Definition of GUILT
a : the state of one who has committed an offense especially consciously
: the fact of having committed a breach of conduct especially violating law and involving a penalty; broadly : guilty conduct
b : feelings of culpability especially for imagined offenses or from a sense of inadequacy : self reproach
: a feeling of culpability for offenses
This word is too much a part of my life. Everywhere I look, or go I feel the GUILT. Uggh! I can't tell you how much I hate this. Well I am done with this! GUILT is not my friend, and I really don't have time or energy to have it in my life.
Before I can get rid of GUILT, I have to get rid of PERFECTIONISM. If I didn't have an unhealthy belief in perfectionism, GUILT wouldn't hang around me.
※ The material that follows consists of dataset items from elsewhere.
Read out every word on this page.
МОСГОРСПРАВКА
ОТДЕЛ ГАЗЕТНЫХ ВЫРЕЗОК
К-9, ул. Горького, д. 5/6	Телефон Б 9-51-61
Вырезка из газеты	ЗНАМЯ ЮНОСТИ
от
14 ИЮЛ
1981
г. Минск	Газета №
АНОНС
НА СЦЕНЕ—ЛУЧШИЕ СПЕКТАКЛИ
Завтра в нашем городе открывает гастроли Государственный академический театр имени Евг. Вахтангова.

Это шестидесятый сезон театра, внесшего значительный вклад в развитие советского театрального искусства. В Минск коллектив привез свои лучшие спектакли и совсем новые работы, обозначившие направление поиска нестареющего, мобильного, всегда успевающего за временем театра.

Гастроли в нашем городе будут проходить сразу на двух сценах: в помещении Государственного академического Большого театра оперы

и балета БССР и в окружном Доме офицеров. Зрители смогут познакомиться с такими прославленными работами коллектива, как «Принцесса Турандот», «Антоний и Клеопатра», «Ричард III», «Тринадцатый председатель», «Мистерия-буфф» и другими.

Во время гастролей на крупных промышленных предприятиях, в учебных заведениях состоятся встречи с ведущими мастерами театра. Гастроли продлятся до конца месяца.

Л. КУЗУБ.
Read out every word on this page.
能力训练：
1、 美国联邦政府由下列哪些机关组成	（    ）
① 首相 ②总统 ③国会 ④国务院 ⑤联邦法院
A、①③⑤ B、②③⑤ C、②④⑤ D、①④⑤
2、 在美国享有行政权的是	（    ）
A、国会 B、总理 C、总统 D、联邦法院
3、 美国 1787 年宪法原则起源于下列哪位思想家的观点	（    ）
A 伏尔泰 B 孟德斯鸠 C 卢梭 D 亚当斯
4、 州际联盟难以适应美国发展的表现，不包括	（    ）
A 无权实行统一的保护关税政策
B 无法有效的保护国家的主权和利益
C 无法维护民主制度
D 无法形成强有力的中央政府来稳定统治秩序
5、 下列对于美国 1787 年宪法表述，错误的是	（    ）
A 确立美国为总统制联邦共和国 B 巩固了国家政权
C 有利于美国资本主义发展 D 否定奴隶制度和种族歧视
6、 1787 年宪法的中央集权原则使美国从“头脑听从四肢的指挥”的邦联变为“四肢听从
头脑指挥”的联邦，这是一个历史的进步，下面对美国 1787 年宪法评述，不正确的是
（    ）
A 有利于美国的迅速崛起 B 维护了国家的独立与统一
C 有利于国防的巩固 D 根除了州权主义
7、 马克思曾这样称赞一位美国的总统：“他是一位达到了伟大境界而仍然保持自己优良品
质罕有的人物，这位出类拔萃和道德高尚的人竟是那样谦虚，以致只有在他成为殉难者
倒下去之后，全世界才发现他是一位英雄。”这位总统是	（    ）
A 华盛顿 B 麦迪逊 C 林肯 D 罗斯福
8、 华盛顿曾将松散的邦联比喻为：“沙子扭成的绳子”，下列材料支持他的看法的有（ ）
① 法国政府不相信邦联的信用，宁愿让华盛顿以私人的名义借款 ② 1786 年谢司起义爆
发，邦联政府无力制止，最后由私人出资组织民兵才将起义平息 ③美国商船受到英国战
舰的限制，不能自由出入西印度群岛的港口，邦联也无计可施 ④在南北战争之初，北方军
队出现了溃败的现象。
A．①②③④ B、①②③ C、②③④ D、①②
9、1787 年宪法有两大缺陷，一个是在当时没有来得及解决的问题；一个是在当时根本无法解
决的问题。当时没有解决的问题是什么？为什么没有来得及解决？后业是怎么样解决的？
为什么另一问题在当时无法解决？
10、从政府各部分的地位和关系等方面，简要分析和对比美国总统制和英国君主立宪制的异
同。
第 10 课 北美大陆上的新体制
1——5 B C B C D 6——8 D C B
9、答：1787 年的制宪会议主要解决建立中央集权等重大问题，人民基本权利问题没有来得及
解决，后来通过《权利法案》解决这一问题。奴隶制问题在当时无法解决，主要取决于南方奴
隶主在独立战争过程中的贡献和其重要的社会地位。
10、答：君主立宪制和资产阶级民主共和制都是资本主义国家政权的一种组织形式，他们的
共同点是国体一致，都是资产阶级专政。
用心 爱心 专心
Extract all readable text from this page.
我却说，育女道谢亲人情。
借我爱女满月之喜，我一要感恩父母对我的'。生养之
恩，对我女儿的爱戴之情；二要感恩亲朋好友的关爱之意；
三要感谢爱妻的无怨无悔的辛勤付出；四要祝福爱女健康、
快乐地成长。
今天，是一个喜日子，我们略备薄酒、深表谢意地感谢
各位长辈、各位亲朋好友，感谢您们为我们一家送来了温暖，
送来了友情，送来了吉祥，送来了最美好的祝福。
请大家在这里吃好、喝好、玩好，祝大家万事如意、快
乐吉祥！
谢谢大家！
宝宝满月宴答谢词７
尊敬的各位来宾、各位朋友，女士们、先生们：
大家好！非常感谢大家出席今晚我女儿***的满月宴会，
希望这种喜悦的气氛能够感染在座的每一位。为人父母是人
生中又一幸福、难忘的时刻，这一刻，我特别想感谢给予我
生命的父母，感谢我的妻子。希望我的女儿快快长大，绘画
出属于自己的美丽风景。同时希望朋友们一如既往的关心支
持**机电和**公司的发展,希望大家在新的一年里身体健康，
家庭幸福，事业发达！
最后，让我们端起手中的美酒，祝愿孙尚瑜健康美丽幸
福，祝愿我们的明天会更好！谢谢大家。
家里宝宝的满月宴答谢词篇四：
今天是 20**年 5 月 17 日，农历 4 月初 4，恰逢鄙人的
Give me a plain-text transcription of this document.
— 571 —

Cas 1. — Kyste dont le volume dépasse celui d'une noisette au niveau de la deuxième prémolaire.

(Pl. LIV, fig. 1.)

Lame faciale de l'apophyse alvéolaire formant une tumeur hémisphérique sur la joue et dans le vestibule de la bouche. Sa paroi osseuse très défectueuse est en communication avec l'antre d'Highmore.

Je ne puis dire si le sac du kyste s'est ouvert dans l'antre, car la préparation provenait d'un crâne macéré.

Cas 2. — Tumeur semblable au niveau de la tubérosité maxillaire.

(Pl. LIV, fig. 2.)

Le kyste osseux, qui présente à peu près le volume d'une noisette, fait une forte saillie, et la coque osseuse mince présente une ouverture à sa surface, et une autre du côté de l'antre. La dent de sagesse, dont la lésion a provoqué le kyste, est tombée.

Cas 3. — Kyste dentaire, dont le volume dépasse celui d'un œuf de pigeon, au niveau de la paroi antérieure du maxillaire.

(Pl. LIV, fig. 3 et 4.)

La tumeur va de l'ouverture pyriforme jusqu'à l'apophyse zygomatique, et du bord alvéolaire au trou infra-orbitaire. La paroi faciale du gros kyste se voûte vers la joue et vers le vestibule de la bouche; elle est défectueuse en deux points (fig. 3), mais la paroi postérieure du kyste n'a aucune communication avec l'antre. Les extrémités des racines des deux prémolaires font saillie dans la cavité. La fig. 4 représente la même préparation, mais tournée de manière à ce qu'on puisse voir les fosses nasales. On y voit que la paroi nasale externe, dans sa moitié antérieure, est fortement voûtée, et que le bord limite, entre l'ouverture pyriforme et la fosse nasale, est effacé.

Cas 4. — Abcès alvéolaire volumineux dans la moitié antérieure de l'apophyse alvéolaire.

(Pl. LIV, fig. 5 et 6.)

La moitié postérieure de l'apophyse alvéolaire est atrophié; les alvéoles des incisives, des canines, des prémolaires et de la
Sure I could list here the things that are weighing on my mind that are causing me GUILT, but really what good would that do?
So here I will just put my apology. To all those who I have let down, who are waiting for me or wanting something for me, who I have let down or disappointed. I am deeply sorry. I am sorry I couldn't live up to your expectations. I am sorry I let you down.
GUILT won't leave me if I keep feeding it. NO MORE. I will do what I can. I will do what is reasonable and leave the craziness of being perfect alone.
One step at a time, one task at a time I will move forward. I will get where I need to be, but it will be slower and it will NOT be PERFECT. I have kicked GUILT out of my car, I am picking up my friend JOY.